You have two unknowns so you need two equations.
x = number of X transactions
y = number of Y transactions
\(\displaystyle 16x + 24y = 7200.\) This one is obvious. I assume you found it yourself.
\(\displaystyle \dfrac{x}{y} = \dfrac{55}{45}.\) This is the one that may have been hard to see.
\(\displaystyle \dfrac{x}{y} = \dfrac{55}{45} = \dfrac{11}{9} \implies y = \dfrac{9x}{11}.\)
\(\displaystyle 16x + 24 * \dfrac{9x}{11} = 7200 \implies \dfrac{11 * 16x}{11} + \dfrac{24 * 9x}{11} = \dfrac{176x + 216x}{11} = \dfrac{392x}{11} = 7200 \implies\)
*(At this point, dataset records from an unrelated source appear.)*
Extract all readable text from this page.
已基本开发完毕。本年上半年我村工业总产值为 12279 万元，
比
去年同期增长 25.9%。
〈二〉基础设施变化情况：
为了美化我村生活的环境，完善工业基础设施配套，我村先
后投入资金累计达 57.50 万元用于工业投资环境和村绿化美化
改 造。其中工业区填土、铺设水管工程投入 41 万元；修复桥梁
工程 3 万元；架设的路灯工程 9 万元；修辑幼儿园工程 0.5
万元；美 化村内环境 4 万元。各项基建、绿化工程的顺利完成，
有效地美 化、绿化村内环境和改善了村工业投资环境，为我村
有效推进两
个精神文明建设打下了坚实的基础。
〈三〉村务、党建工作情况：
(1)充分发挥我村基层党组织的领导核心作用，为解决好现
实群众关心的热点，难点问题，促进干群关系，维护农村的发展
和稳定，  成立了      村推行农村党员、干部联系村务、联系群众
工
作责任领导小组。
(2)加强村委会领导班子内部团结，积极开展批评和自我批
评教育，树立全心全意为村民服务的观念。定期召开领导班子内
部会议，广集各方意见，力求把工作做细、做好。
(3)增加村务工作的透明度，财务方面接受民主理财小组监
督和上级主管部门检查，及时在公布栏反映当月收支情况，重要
\(\displaystyle 392x = 7200 * 11 = 79200 \implies x \approx 202.\)
\(\displaystyle 16 * 202 + 24y = 7200 \implies 24y = 7200 - 3232 = 3968 \implies y \approx 165.\)
Let's check.
\(\displaystyle 16 * 202 + 24 * 165 = 3232 + 3960 = 7192 \approx 7200.\)
\(\displaystyle \dfrac{202}{202 + 165} = \dfrac{202}{367} \approx 55\%\)
The answers are approximate because only integer answers are meaningful.